NOVA YORK, 10 Jul (Reuters) - Uma juíza federal julgou que a Apple conspirou com cinco grandes editoras para aumentar os preços no varejo dos livros eletrônicos, em um revés na sua estratégia da empresa de vender e-books na Internet.

A juíza norte-americana Denise Cote, no distrito de Manhattan, encontrou "evidências convincentes" de que a Apple violou a lei antitruste federal, ao ter "papel central" em uma conspiração com editoras para eliminar a competição de preços no varejo e elevar os preços dos chamados e-books.

A decisão pode expor a Apple a danos substanciais, e é uma vitória para o Departamento de Justiça dos EUA e os 33 Estados e territórios norte-americanos que entraram com a ação civil antitruste.

A Apple foi acusada de conspirar para minar o domínio da varejista online Amazon.com na venda de livros eletrônicos, elevando os preços para 12,99 dólares ou 14,99 dólares, ante 9,99 dólares cobrado pela Amazon, que já teve 90 por cento do mercado.

"A Apple decidiu juntar forças com as editoras acusadas para aumentar os preços dos livros eletrônicos e deu a elas os meios para elevarem os preços", disse Cote na decisão de 159 páginas. "Sem a orquestração da Apple, essa conspiração não teria sido bem sucedida."

"Esse resultado é uma vitória para milhões de consumidores que escolheram ler livros de forma eletrônica", disse Bill Baer, chefe da Divisão Antitruste do Departamento de Justiça, em comunicado. "Essa decisão da corte é um passo muito importante para desfazer o prejuízo causado pelas ações ilegais da Apple".

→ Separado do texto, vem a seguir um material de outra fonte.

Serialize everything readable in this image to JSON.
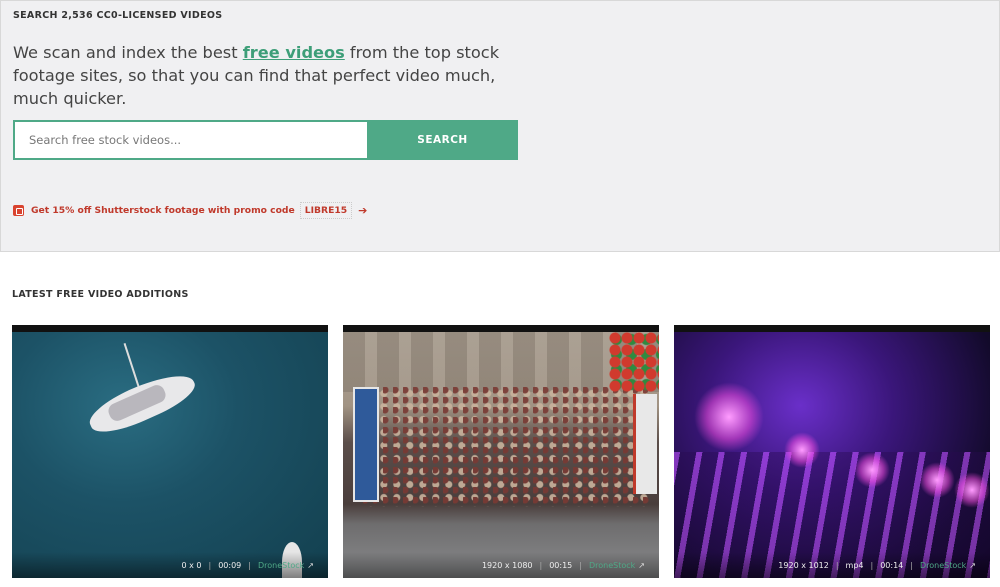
{
  "hero": {
    "eyebrow": "SEARCH 2,536 CC0-LICENSED VIDEOS",
    "tagline_part1": "We scan and index the best ",
    "tagline_link": "free videos",
    "tagline_part2": " from the top stock footage sites, so that you can find that perfect video much, much quicker."
  },
  "search": {
    "placeholder": "Search free stock videos...",
    "button_label": "SEARCH"
  },
  "promo": {
    "text": "Get 15% off Shutterstock footage with promo code",
    "code": "LIBRE15",
    "arrow": "➔"
  },
  "latest": {
    "title": "LATEST FREE VIDEO ADDITIONS",
    "videos": [
      {
        "resolution": "0 x 0",
        "duration": "00:09",
        "source": "DroneStock",
        "icon": "external-link-icon"
      },
      {
        "resolution": "1920 x 1080",
        "duration": "00:15",
        "source": "DroneStock",
        "icon": "external-link-icon"
      },
      {
        "resolution": "1920 x 1012",
        "format": "mp4",
        "duration": "00:14",
        "source": "DroneStock",
        "icon": "external-link-icon"
      }
    ]
  },
  "colors": {
    "accent": "#4fa987",
    "promo": "#c0392b"
  }
}
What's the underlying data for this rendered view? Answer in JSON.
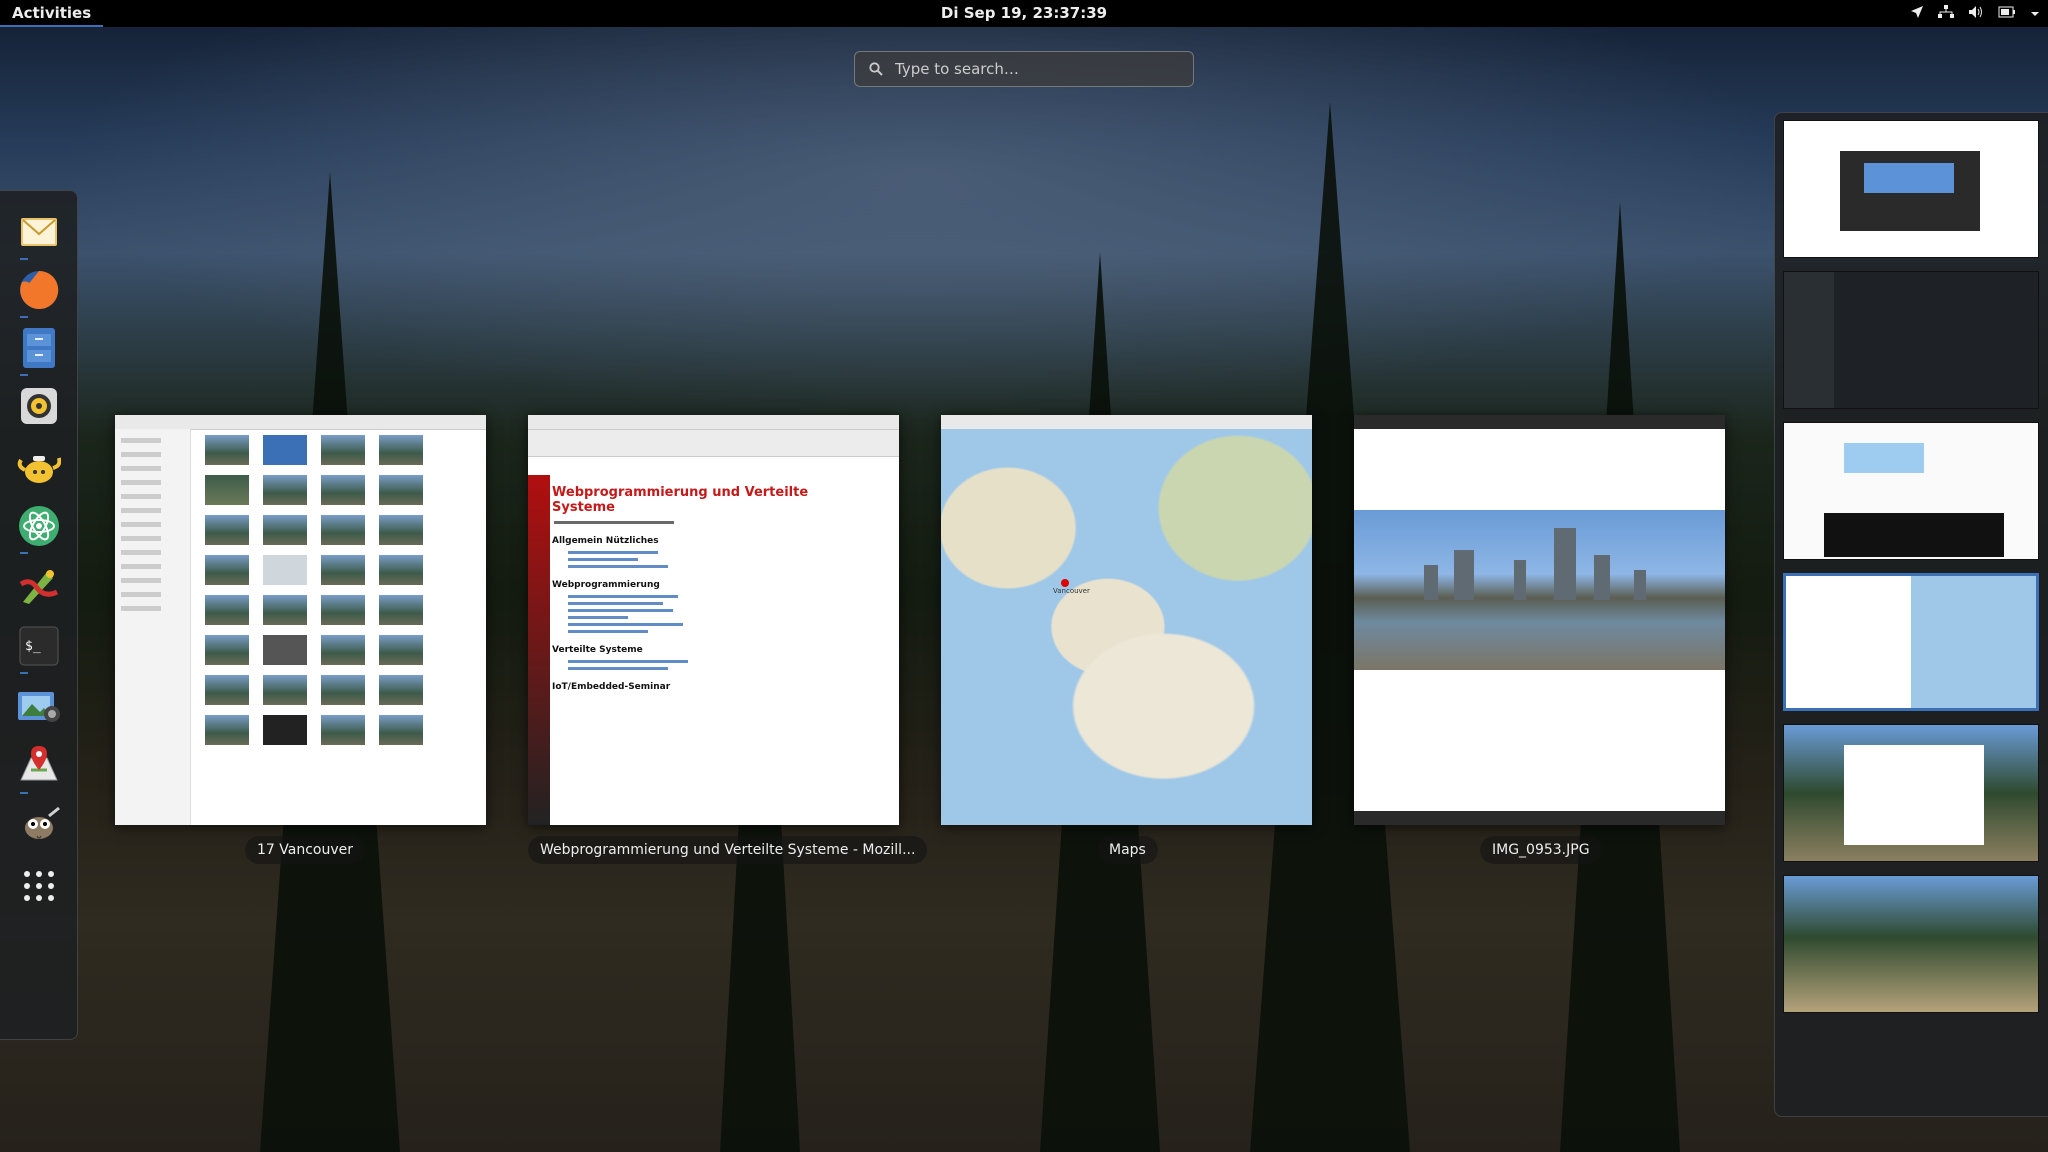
{
  "topbar": {
    "activities_label": "Activities",
    "clock": "Di Sep 19, 23:37:39",
    "tray_icons": [
      "location-icon",
      "network-icon",
      "volume-icon",
      "battery-icon",
      "system-menu-chevron-icon"
    ]
  },
  "search": {
    "placeholder": "Type to search…"
  },
  "dash": {
    "apps": [
      {
        "name": "mail",
        "running": true
      },
      {
        "name": "firefox",
        "running": true
      },
      {
        "name": "files",
        "running": true
      },
      {
        "name": "rhythmbox",
        "running": false
      },
      {
        "name": "teapot",
        "running": false
      },
      {
        "name": "atom",
        "running": true
      },
      {
        "name": "inkscape",
        "running": false
      },
      {
        "name": "terminal",
        "running": true
      },
      {
        "name": "photos",
        "running": false
      },
      {
        "name": "maps",
        "running": true
      },
      {
        "name": "gimp",
        "running": false
      },
      {
        "name": "show-apps",
        "running": false
      }
    ]
  },
  "windows": [
    {
      "label": "17 Vancouver",
      "kind": "file-manager"
    },
    {
      "label": "Webprogrammierung und Verteilte Systeme - Mozill...",
      "kind": "firefox",
      "doc_title": "Webprogrammierung und Verteilte Systeme",
      "sections": [
        "Allgemein Nützliches",
        "Webprogrammierung",
        "Verteilte Systeme",
        "IoT/Embedded-Seminar"
      ]
    },
    {
      "label": "Maps",
      "kind": "maps",
      "place": "Vancouver"
    },
    {
      "label": "IMG_0953.JPG",
      "kind": "image-viewer"
    }
  ],
  "workspaces": {
    "count": 6,
    "active_index": 3
  },
  "colors": {
    "accent": "#3b6fb6",
    "topbar": "#000000",
    "doc_heading": "#c41a1a"
  }
}
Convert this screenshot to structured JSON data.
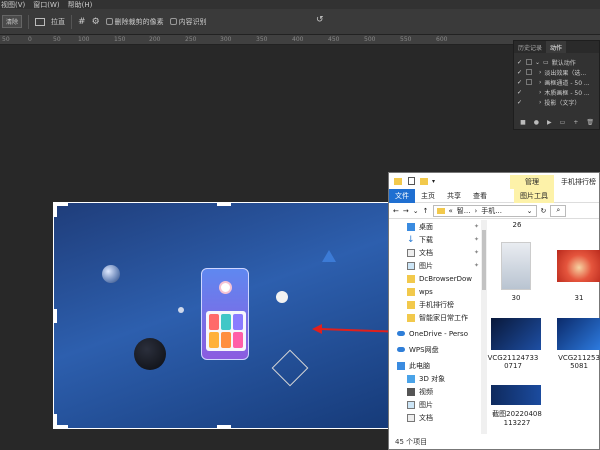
{
  "menubar": [
    "视图(V)",
    "窗口(W)",
    "帮助(H)"
  ],
  "options": {
    "clear_label": "清除",
    "straighten_label": "拉直",
    "delete_cropped_label": "删除裁剪的像素",
    "content_aware_label": "内容识别"
  },
  "ruler_ticks": [
    "50",
    "0",
    "50",
    "100",
    "150",
    "200",
    "250",
    "300",
    "350",
    "400",
    "450",
    "500",
    "550",
    "600"
  ],
  "history_panel": {
    "tabs": [
      "历史记录",
      "动作"
    ],
    "rows": [
      "默认动作",
      "淡出效果（选...",
      "画框通道 - 50 ...",
      "木质画框 - 50 ...",
      "投影（文字）"
    ]
  },
  "explorer": {
    "manage_label": "管理",
    "window_title": "手机排行榜",
    "ribbon_tabs": [
      "文件",
      "主页",
      "共享",
      "查看",
      "图片工具"
    ],
    "address": {
      "crumb1": "智...",
      "crumb2": "手机..."
    },
    "nav_items": [
      {
        "label": "桌面",
        "pinned": true
      },
      {
        "label": "下载",
        "pinned": true
      },
      {
        "label": "文档",
        "pinned": true
      },
      {
        "label": "图片",
        "pinned": true
      },
      {
        "label": "DcBrowserDow",
        "pinned": false
      },
      {
        "label": "wps",
        "pinned": false
      },
      {
        "label": "手机排行榜",
        "pinned": false
      },
      {
        "label": "智能家日常工作",
        "pinned": false
      }
    ],
    "nav_section2": [
      {
        "label": "OneDrive - Perso"
      },
      {
        "label": "WPS网盘"
      },
      {
        "label": "此电脑"
      },
      {
        "label": "3D 对象"
      },
      {
        "label": "视频"
      },
      {
        "label": "图片"
      },
      {
        "label": "文档"
      }
    ],
    "files": {
      "top_caption": "26",
      "items": [
        "30",
        "31",
        "VCG211247330717",
        "VCG2112535081",
        "截图20220408113227"
      ]
    },
    "status": "45 个项目"
  }
}
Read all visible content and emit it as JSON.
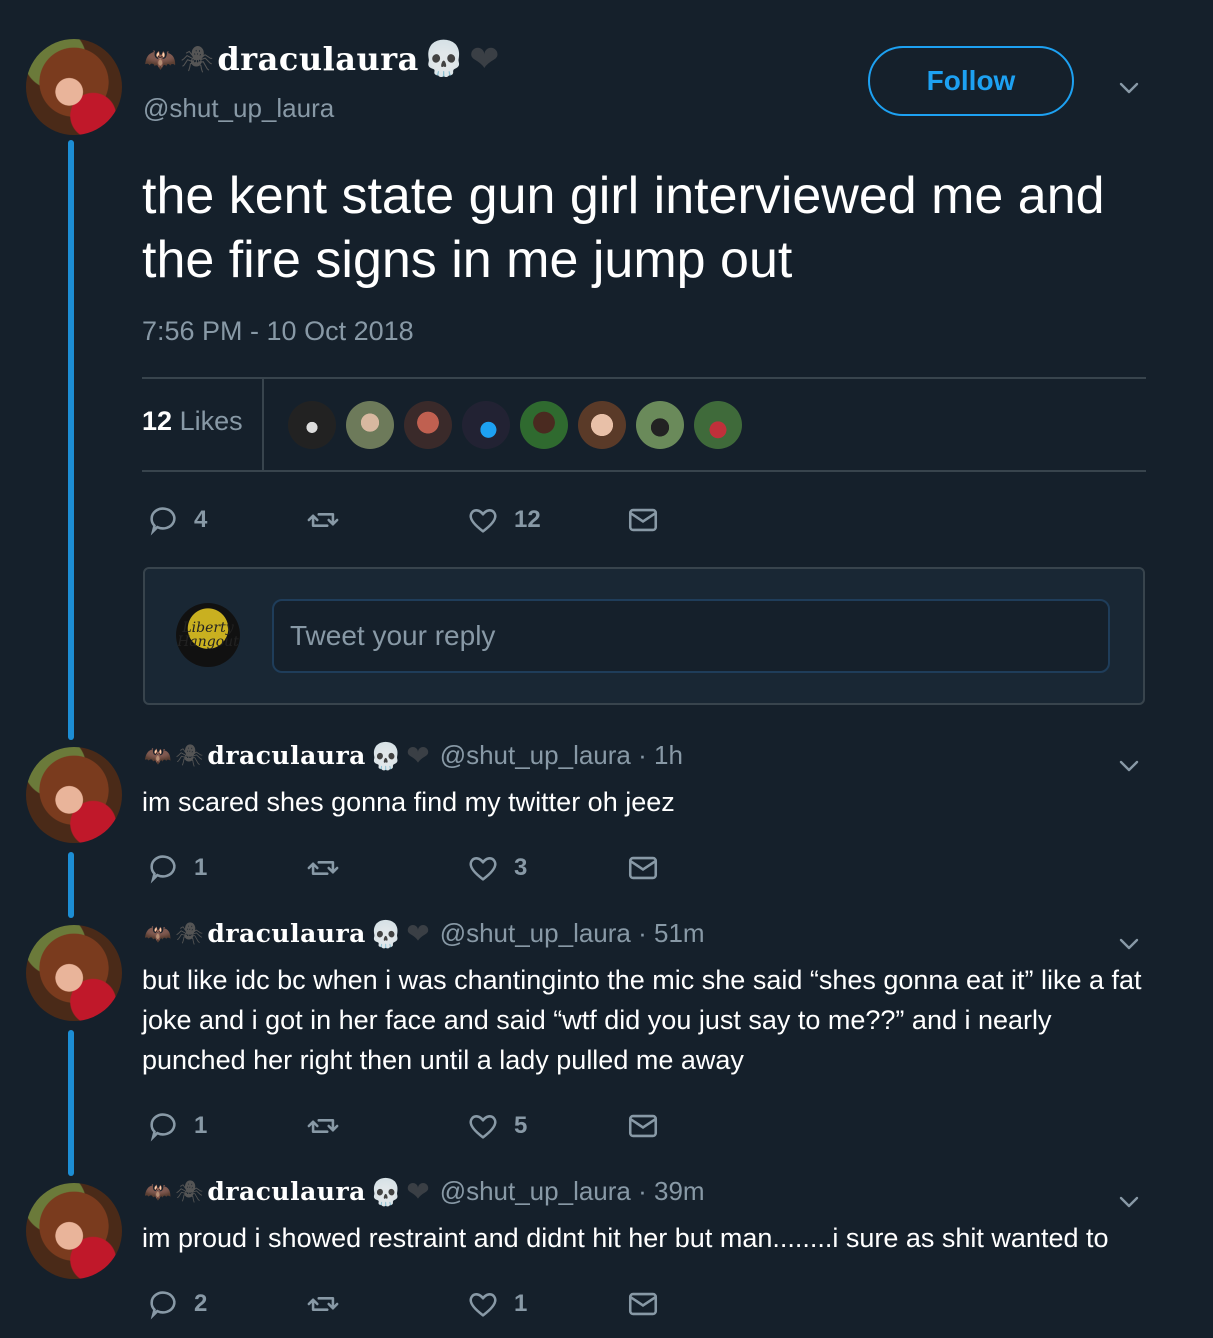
{
  "main_tweet": {
    "display_name": "draculaura",
    "handle": "@shut_up_laura",
    "follow_label": "Follow",
    "text": "the kent state gun girl interviewed me and the fire signs in me jump out",
    "timestamp": "7:56 PM - 10 Oct 2018",
    "likes_count": "12",
    "likes_word": "Likes",
    "reply_count": "4",
    "like_count_action": "12"
  },
  "reply_box": {
    "placeholder": "Tweet your reply",
    "avatar_text": "Liberty Hangout"
  },
  "replies": [
    {
      "display_name": "draculaura",
      "meta": "@shut_up_laura · 1h",
      "text": "im scared shes gonna find my twitter oh jeez",
      "reply_count": "1",
      "like_count": "3"
    },
    {
      "display_name": "draculaura",
      "meta": "@shut_up_laura · 51m",
      "text": "but like idc bc when i was chantinginto the mic she said “shes gonna eat it” like a fat joke and i got in her face and said “wtf did you just say to me??” and i nearly punched her right then until a lady pulled me away",
      "reply_count": "1",
      "like_count": "5"
    },
    {
      "display_name": "draculaura",
      "meta": "@shut_up_laura · 39m",
      "text": "im proud i showed restraint and didnt hit her but man........i sure as shit wanted to",
      "reply_count": "2",
      "like_count": "1"
    }
  ],
  "colors": {
    "background": "#15202b",
    "accent": "#1da1f2",
    "muted": "#8899a6",
    "divider": "#38444d"
  },
  "icons": [
    "bat-icon",
    "spider-icon",
    "skull-icon",
    "black-heart-icon",
    "reply-icon",
    "retweet-icon",
    "like-icon",
    "dm-icon",
    "chevron-down-icon"
  ]
}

Em comunicado, a Apple manteve a posição de que as alegações da acusação são falsas e disse que irá recorrer da decisão da juíza.

"A Apple não conspirou para estabelecer os preços dos livros eletrônicos", disse o porta-voz da Apple Tom Neumayr. "Quando lançamos a iBookstore em 2010, demos aos clientes mais opções, injetando a muito necessária inovação e concorrência no mercado, quebrando a posição monopolista da Amazon sobre a indústria editorial. Nós não fizemos nada de errado."